Et si le drame dans la vie d'un spectateur c'est de grandir? Il y a bien des exemples de films qui nous accompagnent sur plusieurs décennies sans perdre de leur charme. Mais il existe malheureusement le cas inverse. Ces films qu'on a aimé enfant et que même la nostalgie la plus coriace ne pourra protéger devant des yeux plus aguerris.
C'est exactement ce que je ressens devant le Godzilla signé par Roland Emmerich. Je le trouvais fun et drôle avant. Maintenant, il m'évoque l'accident industriel. Le mythe du lézard géant ressort passablement esquinté d'un traitement l'ayant presque métamorphosé en attraction du Jurassic Park. Je ne mets pas en cause le classique de Steven Spielberg, mais l'utilisation qui en a été faite ici. Cette orientation pour le retour de Godzilla était prévisible voire logique, seulement elle dénature l'icône nippone et s'apparente parfois à du plagiat.
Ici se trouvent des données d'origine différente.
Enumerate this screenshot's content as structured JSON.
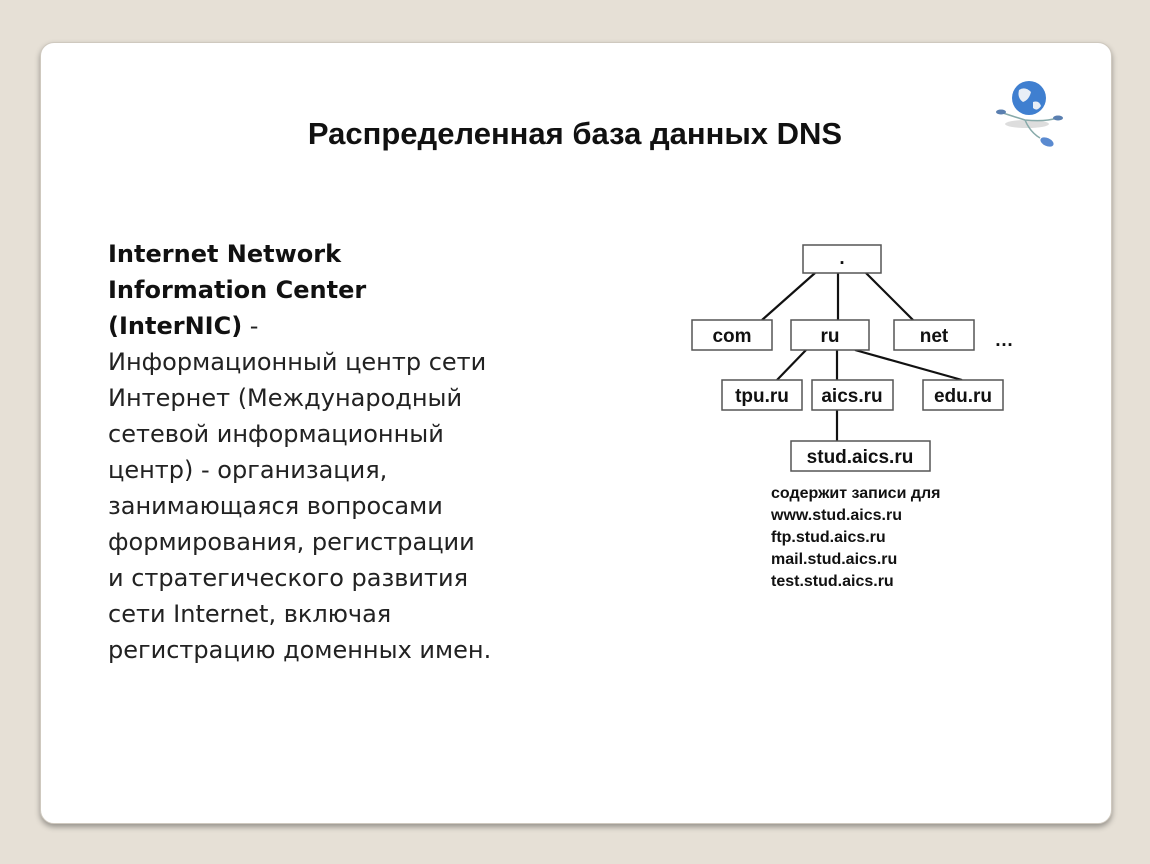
{
  "title": "Распределенная база данных DNS",
  "body": {
    "bold_lines": [
      "Internet Network",
      "Information Center",
      "(InterNIC)"
    ],
    "dash": " -",
    "lines": [
      "Информационный центр сети",
      "Интернет (Международный",
      "сетевой информационный",
      "центр) - организация,",
      "занимающаяся вопросами",
      "формирования, регистрации",
      "и стратегического развития",
      "сети Internet, включая",
      "регистрацию доменных имен."
    ]
  },
  "diagram": {
    "root": ".",
    "tld": [
      "com",
      "ru",
      "net"
    ],
    "more": "…",
    "second": [
      "tpu.ru",
      "aics.ru",
      "edu.ru"
    ],
    "third": "stud.aics.ru",
    "records": [
      "содержит записи для",
      "www.stud.aics.ru",
      "ftp.stud.aics.ru",
      "mail.stud.aics.ru",
      "test.stud.aics.ru"
    ]
  }
}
Ce qui ne serait pas si grave si le film reposait sur une intrigue un tant soit peu solide. Malheureusement, ce n'est pas le cas ici. D'accord, le concept de base est invraisemblable. Mais combien de films partent d'une idée insensée et se révèlent être de vrais trésors? Si on arrive à croire en leurs personnages et à ce qui leur arrive, alors on se laisse emporter. Le problème c'est qu'ici, ces éléments sont aussi invraisemblables que Godzilla lui-même. Alors même si l'aspect visuel est parfois réussi (notamment dans sa première partie), le long-métrage s'écroule si lourdement par la suite qu'il en devient même ennuyeux. Les acteurs font le job, il y a un peu d'humour (merci Jean Reno) et globalement je n'ai rien à leur reprocher - à part Maria Pitillo qui est franchement à côté de la plaque. Je sauverai également la bande originale de David Arnold, excellente. Le monstre mérite aussi un peu de respect vu qu'il apporte un peu d'émotion. Mais j'ai bien du mal à le considérer comme Godzilla, après sa transformation grossière en dinosaure. C'est bien dommage de le regarder aujourd'hui comme un film dont je rirai amèrement. La seule bonne chose que l'enfant que j'étais et l'adulte que je pense être devenu partageront concernant cette version, ce sont les premiers teasers (dans le musée, ou la baie de New York) qui restent grandioses. Une bien maigre consolation.